Соседская девочка собиралась в детский сад. Она вытаскивала на середину комнаты все свои игрушки и разговаривала с ними. Слов было не разобрать, но звук голоса и интонации доносились четко. Дом был блочный, слышимость хорошая.
Наташа лежала с открытыми глазами, слушала девочку и думала о себе. О том, как три года назад Игорь сделал предложение, она согласилась в ту же секунду, потому что Игорь был не халтурщик – они много бы переделали в жизни хороших дел. А на другой день он позвонил, извинился и сказал, что передумал.
– Не сердишься? – спросил он.
– Да ну, что ты… – сказала Наташа. – Конечно, нет…
Говорят: война… А бывает, что и в нормальной жизни, среди гостей и веселья, все может кончиться одним телефонным звонком.
– Сни-ми-и! – кричала сверху девочка. Ей что-то надевали, а она протестовала.
В комнату из кухни вошла Наташина мама. Она работала медсестрой в больнице, любила тяжелобольных и презирала тех, кто болел несерьезно. Она любила людей, которым была необходима.
Мать послушала, как кричит сверху девочка, и сказала:
– Господи, всю нервную систему ребенку расшатали… – Если бы у нее была своя внучка, она ни за что не шатала бы ее систему, а жила только ее интересами.
– Мам, – сказала Наташа, – хочешь, я ребенка рожу?
– От кого?
– От меня.
– Идиотка! – сказала мать.
– Ну что ты ругаешься, я же только спрашиваю.
Зазвонил будильник, отпирая новый день.
Училище размещалось в старом особняке. Раньше в этом особняке жил обедневший дворянин. Комнаты были тесные, лестница косая.

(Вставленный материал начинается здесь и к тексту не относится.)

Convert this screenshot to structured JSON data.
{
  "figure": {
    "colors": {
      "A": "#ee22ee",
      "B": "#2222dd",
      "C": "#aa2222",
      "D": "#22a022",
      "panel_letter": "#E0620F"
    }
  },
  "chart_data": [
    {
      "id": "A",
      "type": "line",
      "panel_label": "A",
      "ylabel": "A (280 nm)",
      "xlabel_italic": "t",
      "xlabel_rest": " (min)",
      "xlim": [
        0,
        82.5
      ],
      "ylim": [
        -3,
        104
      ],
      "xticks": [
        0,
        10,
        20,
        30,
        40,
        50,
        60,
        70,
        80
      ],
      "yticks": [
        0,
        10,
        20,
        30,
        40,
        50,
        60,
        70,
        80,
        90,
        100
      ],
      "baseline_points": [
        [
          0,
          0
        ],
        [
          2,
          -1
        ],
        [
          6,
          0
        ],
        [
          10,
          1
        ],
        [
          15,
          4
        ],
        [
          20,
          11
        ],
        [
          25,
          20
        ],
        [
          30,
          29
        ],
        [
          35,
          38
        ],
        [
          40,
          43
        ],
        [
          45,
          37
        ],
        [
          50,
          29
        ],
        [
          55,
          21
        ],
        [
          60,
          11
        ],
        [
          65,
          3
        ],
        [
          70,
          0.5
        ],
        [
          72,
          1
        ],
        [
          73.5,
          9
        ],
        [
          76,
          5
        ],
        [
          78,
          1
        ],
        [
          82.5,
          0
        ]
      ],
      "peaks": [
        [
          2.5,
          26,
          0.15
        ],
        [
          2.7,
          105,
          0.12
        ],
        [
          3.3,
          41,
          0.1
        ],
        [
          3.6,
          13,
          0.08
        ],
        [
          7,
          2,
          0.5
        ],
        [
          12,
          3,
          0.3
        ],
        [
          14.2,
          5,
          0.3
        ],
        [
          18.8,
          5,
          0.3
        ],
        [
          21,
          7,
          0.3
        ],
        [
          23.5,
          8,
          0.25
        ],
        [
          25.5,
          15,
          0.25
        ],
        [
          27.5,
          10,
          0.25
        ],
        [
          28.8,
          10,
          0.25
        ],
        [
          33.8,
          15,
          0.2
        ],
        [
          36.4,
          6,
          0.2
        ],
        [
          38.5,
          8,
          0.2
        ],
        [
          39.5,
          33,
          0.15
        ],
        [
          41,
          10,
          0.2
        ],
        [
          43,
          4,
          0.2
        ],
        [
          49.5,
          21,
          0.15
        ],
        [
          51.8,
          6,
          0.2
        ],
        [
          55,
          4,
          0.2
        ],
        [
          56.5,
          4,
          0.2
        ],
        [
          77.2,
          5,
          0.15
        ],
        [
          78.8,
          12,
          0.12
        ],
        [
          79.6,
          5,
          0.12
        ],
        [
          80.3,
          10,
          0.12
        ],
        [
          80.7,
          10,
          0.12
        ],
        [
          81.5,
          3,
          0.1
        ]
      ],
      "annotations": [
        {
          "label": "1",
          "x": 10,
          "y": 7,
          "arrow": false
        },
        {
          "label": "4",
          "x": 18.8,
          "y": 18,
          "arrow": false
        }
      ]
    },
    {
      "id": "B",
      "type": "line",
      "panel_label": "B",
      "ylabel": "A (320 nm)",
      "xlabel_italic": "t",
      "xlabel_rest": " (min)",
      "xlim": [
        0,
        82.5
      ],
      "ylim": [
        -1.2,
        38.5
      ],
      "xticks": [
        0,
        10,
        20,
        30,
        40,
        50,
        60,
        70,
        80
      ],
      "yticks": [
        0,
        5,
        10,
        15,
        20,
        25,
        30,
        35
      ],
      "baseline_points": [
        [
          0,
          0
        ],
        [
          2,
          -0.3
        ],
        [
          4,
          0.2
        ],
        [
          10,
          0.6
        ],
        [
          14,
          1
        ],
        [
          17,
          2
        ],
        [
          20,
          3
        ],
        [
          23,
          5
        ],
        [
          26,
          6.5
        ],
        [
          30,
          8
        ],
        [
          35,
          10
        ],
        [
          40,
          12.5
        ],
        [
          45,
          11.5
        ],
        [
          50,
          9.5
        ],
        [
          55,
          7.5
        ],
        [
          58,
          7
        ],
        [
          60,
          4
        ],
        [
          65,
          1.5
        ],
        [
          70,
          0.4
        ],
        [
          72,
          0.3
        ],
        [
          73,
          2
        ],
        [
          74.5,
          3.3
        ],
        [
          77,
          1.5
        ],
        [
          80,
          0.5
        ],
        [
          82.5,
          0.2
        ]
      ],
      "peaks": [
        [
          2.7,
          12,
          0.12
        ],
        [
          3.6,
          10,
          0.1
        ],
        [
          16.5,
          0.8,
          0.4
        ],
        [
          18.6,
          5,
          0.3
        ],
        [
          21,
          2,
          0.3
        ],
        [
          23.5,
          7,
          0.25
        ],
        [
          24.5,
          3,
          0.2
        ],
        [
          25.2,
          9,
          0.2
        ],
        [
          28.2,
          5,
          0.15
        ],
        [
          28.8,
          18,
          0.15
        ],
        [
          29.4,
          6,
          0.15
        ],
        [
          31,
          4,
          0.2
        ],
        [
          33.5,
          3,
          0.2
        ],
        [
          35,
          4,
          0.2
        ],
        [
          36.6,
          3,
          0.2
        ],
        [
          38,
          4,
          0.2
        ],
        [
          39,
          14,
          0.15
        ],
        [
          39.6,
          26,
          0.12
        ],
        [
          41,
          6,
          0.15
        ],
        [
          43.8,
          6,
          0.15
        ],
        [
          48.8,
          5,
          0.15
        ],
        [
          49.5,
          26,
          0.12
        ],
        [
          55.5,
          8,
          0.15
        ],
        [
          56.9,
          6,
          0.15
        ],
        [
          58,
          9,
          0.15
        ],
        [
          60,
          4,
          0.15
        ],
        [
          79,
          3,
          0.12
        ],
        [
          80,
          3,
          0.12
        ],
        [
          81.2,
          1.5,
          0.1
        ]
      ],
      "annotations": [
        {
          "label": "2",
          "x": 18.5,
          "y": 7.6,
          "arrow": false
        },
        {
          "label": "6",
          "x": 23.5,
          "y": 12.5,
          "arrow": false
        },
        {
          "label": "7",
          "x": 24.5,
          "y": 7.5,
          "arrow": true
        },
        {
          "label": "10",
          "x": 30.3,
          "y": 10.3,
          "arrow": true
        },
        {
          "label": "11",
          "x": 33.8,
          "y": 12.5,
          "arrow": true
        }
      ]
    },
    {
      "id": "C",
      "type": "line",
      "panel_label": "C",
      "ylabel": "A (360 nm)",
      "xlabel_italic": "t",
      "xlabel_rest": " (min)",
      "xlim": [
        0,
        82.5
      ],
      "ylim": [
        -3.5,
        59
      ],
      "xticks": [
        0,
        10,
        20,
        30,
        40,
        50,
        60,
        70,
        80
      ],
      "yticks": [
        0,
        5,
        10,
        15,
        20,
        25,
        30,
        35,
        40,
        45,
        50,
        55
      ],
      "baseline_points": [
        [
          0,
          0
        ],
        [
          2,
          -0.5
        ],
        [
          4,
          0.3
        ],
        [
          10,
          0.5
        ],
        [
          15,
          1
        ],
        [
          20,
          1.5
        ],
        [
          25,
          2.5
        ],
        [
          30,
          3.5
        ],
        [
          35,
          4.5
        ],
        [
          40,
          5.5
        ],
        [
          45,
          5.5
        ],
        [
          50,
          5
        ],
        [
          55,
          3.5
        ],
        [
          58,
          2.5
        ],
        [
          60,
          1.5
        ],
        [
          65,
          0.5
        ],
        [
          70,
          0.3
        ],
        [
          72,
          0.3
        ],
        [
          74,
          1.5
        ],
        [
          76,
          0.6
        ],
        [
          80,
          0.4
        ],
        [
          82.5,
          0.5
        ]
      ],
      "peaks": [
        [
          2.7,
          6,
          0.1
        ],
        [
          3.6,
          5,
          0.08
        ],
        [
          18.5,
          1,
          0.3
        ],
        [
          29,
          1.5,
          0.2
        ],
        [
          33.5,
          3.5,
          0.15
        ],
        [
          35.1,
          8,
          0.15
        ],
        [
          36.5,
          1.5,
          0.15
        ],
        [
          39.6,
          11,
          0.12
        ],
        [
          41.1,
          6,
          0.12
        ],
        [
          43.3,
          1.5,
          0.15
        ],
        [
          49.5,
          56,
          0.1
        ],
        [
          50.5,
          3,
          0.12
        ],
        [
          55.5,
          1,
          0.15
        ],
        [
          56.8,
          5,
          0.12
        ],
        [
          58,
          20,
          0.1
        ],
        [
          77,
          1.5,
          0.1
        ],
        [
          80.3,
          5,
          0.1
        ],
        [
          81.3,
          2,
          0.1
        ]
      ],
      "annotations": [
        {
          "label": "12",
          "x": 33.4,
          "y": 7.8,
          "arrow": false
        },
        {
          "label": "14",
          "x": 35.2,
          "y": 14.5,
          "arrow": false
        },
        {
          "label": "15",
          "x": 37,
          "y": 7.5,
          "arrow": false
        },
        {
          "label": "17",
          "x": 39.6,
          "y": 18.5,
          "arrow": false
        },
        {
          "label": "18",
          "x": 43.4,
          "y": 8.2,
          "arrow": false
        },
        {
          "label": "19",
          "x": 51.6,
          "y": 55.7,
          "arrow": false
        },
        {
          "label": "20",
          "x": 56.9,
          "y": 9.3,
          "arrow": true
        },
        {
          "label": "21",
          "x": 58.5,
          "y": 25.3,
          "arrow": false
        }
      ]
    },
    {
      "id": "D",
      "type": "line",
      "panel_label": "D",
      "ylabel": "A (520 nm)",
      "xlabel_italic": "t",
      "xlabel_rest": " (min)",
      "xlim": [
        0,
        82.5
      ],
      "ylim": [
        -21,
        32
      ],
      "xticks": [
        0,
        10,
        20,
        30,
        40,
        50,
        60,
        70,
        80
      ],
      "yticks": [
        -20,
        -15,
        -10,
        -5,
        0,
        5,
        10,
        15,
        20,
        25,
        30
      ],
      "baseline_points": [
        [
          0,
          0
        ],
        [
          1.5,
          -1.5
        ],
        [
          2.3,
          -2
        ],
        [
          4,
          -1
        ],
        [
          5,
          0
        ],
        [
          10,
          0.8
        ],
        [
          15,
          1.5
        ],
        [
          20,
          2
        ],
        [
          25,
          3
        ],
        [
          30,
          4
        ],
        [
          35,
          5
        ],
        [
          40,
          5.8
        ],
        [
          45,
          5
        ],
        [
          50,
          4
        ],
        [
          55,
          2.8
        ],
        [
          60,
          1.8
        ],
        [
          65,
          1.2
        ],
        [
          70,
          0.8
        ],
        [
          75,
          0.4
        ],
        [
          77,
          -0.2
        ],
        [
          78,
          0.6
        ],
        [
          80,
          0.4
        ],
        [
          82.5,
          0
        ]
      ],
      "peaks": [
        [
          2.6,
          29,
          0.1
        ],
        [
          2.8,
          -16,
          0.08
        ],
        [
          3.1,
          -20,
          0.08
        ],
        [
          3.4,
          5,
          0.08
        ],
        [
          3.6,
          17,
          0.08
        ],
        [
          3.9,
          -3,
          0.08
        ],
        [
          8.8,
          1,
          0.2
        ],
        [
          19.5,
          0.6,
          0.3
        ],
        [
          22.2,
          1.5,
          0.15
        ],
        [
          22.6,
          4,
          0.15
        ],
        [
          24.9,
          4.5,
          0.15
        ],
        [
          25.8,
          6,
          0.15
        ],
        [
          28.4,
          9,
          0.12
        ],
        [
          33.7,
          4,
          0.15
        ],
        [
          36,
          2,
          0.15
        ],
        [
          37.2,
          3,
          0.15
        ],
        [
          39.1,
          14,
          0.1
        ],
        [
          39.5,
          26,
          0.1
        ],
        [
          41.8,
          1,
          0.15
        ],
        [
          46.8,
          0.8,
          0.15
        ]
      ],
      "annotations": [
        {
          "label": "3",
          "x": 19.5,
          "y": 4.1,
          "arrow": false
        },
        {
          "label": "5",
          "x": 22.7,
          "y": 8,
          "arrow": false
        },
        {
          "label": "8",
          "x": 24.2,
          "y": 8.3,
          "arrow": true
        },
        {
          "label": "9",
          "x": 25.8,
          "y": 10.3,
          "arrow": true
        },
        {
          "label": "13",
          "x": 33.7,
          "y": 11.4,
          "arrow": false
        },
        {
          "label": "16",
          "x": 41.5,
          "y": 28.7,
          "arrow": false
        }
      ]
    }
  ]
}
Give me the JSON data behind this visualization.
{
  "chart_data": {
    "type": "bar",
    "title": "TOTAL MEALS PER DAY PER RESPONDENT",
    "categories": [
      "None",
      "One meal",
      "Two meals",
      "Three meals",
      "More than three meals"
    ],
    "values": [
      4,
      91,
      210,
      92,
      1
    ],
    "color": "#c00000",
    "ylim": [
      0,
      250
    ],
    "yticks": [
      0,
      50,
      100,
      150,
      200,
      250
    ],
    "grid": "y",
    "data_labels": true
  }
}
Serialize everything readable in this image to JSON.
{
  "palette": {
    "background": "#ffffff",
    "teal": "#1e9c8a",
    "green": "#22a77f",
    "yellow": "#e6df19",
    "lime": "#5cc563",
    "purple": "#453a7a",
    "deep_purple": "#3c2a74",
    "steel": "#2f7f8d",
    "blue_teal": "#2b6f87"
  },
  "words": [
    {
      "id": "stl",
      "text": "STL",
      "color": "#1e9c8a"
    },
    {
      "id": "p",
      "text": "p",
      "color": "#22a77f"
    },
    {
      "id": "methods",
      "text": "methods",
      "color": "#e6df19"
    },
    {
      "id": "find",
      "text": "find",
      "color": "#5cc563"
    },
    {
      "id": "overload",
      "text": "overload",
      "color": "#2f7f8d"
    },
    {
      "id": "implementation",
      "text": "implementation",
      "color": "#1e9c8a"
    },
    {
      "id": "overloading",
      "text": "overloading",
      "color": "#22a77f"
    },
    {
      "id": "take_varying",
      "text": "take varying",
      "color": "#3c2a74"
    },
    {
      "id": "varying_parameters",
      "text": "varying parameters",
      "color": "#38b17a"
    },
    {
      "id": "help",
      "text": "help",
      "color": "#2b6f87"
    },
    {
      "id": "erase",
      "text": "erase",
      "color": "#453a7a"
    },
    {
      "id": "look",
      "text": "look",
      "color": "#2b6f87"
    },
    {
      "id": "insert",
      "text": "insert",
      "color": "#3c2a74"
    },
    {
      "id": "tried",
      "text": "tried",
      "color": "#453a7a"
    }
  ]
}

Наташа любила эти комнаты и лестницу, коричневую дверь с тугой и ржавой пружиной, тесноту и пестроту звуков.
В самой большой комнате, которую дворянин прежде называл «залой», а теперь все звали «залом», занимался хор.
Здесь все как обычно: та же декорация, сорок стульев, рояль. Те же персонажи – сорок студентов, концертмейстер Петя. Концертмейстер – профессия не видная. Например, по радио объявляют: «Исполняет Лемешев, аккомпанирует Берта Козель». Лемешева знают все, а Берту Козель не знает никто, хотя объявляют их вместе.
В консерватории Петя учился тремя курсами старше, его звали «членистоногий». Было впечатление, что у Пети на каждой руке по два локтя и на каждой ноге по два колена и что он весь может сложиться, как складной метр. Сразу после звонка отворяется дверь и появляется следующее действующее лицо – декан Клавдия Ивановна, за глаза – «та штучка». Она окончила университет, к музыке никакого отношения не имеет, не может отличить басового ключа от скрипичного. Осуществляет общее руководство.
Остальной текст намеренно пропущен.